Woman Of The Dunes: Review

Woman Of The Dunes: Review

Woman Of The Dunes: Review. By Joe Muldoon.

When it comes to film adaptations of classic works of literature, filmmakers are faced with a difficult choice; stay faithful to the source material and create a predictable but crowd-pleasing piece, or bravely take creative liberties and risk upsetting original fans. Visconti went with the first option with his 1967 adaptation of Albert Camus’ epoch-defining novel The Outsider (which I personally find to be an oft-overlooked film, especially considering Mastroianni’s excellent performance), and Kubrick famously opted for the latter with his 1980 version of Stephen King’s The Shining.

One thing to bear in mind about works of absurdist literature, such as Kôbô Abe’s classic The Woman in the Dunes, is that their very offbeat nature makes them incredibly difficult to tackle. The nuance required to truly capture the atmosphere and character of what is a deliberately idiosyncratic style, is something that even our greatest auteurs would struggle to grasp. Yet, despite working with such intimidating source material, Hiroshi Teshigahara managed to do just that, faithfully preserving its thematic richness in what is now arguably his most well-known and (rightly) beloved directorial feature.



Strictly speaking, a story about a man who is imprisoned in a sand dune and forced to shovel sand hardly sounds like a compelling story, but as we already know, the sandy surface is much deeper than it first appears to be. There are few surprises to fans of the novel, but this by no means hampers enjoyment of the picture.

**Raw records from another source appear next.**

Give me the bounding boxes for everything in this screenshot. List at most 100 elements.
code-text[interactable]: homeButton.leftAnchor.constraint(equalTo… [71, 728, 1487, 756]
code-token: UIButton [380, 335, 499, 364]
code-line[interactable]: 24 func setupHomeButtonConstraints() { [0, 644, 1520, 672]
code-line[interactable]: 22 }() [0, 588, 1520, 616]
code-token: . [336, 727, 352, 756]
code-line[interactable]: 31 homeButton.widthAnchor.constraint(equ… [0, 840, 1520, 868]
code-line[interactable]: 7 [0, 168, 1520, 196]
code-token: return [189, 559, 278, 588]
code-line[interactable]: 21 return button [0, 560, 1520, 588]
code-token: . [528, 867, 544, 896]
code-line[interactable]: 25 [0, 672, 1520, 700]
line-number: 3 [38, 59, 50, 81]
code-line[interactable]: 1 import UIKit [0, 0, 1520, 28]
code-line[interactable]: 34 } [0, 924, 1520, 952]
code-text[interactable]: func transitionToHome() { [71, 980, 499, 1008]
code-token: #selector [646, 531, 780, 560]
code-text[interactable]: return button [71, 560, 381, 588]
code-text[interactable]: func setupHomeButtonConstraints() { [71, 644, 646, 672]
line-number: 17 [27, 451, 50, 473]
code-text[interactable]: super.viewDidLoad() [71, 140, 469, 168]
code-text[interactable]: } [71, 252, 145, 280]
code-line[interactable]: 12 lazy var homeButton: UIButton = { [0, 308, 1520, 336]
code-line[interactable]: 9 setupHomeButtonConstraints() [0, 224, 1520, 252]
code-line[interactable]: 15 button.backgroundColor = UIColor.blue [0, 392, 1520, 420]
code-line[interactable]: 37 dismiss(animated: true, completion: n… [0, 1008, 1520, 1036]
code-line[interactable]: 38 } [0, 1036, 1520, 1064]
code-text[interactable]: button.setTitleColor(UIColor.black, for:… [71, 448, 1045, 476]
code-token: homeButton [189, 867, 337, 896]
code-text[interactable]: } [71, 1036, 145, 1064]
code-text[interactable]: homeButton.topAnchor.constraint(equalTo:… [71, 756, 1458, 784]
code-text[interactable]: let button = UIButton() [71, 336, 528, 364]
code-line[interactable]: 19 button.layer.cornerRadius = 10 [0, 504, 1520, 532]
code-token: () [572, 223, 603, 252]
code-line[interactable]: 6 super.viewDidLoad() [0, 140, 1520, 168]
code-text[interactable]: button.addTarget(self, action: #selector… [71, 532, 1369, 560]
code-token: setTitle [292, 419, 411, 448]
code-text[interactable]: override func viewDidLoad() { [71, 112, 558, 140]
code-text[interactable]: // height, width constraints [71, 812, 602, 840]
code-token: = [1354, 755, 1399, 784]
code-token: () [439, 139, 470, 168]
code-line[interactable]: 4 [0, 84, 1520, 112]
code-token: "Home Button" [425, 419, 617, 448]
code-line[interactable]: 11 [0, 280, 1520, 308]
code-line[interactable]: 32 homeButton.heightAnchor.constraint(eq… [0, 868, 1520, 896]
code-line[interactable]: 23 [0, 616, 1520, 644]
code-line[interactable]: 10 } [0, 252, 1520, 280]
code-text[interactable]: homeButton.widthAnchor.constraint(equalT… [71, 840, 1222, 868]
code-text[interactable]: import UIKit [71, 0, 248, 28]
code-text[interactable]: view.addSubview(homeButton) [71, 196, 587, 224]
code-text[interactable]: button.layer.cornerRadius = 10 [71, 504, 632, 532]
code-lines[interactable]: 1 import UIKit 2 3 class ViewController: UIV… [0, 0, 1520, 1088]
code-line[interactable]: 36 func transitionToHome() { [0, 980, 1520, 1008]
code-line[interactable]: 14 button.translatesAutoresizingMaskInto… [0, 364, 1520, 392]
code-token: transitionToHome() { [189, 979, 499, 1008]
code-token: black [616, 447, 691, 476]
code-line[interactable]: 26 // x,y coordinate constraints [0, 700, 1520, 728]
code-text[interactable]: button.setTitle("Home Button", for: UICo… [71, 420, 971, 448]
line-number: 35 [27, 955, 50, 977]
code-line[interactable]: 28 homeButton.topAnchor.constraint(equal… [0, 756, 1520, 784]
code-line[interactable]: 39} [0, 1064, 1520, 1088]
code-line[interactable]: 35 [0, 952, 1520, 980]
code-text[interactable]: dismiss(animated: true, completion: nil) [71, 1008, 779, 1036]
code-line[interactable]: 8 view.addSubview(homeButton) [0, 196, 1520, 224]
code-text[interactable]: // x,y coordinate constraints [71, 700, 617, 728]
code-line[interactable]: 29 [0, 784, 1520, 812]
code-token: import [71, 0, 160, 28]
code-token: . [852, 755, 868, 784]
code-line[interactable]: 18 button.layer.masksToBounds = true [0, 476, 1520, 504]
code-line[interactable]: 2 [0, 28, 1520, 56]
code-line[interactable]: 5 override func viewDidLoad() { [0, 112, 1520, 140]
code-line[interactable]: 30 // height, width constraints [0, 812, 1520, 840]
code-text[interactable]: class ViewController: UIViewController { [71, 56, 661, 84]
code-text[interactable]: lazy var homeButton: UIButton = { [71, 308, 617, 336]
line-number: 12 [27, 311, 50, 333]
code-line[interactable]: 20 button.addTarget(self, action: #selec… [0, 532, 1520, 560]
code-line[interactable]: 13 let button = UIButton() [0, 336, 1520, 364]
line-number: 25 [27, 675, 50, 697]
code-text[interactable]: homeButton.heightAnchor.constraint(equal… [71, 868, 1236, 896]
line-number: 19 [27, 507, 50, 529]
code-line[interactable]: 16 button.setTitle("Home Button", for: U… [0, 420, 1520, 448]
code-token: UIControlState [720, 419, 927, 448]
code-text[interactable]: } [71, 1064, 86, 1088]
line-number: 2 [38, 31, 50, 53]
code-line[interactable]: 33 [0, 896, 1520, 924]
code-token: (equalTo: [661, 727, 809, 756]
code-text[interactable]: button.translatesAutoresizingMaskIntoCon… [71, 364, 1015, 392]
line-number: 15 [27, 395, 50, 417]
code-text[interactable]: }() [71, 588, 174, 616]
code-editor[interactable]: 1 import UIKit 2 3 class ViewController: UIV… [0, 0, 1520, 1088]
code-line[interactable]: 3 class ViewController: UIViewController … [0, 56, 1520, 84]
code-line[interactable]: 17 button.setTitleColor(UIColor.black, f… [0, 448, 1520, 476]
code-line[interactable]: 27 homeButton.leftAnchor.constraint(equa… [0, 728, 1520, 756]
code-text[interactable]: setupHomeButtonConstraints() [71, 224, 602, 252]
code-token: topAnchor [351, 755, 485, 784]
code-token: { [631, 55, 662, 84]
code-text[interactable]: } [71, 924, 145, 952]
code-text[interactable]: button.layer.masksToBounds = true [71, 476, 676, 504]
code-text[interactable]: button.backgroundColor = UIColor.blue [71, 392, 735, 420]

Hiroshi Segawa’s dreamlike cinematography elevates the monochromatic film stock to a point at which it feels almost vibrant. The oppressiveness of the scorching arenaceous environment is brought brilliantly to life, the acid air emanating from the screen, and the suffocating sands sullenly sweeping across the lifeless, languorous landscape.

In our Kafkaesque tale, a schoolteacher and entomologist, Niki Junpei, uses his holiday time as an opportunity for insect-hunting, and this brings him to the outskirts of a remote desert village. Having missed the last bus from the village, he is offered lodging with one of the locals, a woman who lives alone at the bottom of a sand dune accessible only by a rope ladder. His host is as gracious as could be, and his sleep is comfortable. The following morning, he realises that the rope ladder has disappeared, eliminating the pit’s single exit point.

He soon learns that his would-be host (now his fellow prisoner) lives a Sisyphean existence, condemned to shovelling the endlessly sliding sand from the bottom of the pit, lest she become swallowed up in a deluge. Attempts to scale the dune are unsuccessful, and the man slowly realises his fate. First denial, then rebellious anger, then bargaining, then depression, and then acceptance. Hope is scant, and the human will is systematically and cruelly broken.

The parallels to our own lives are stark; is the cyclical drudgery of our own work lives any different to our protagonist’s sand-shifting? Have we not also become institutionalised within our own lives, dependent upon the very sand dunes that surround and imprison us? Perhaps Niki Junpei is more the everyman than we would ever care to admit.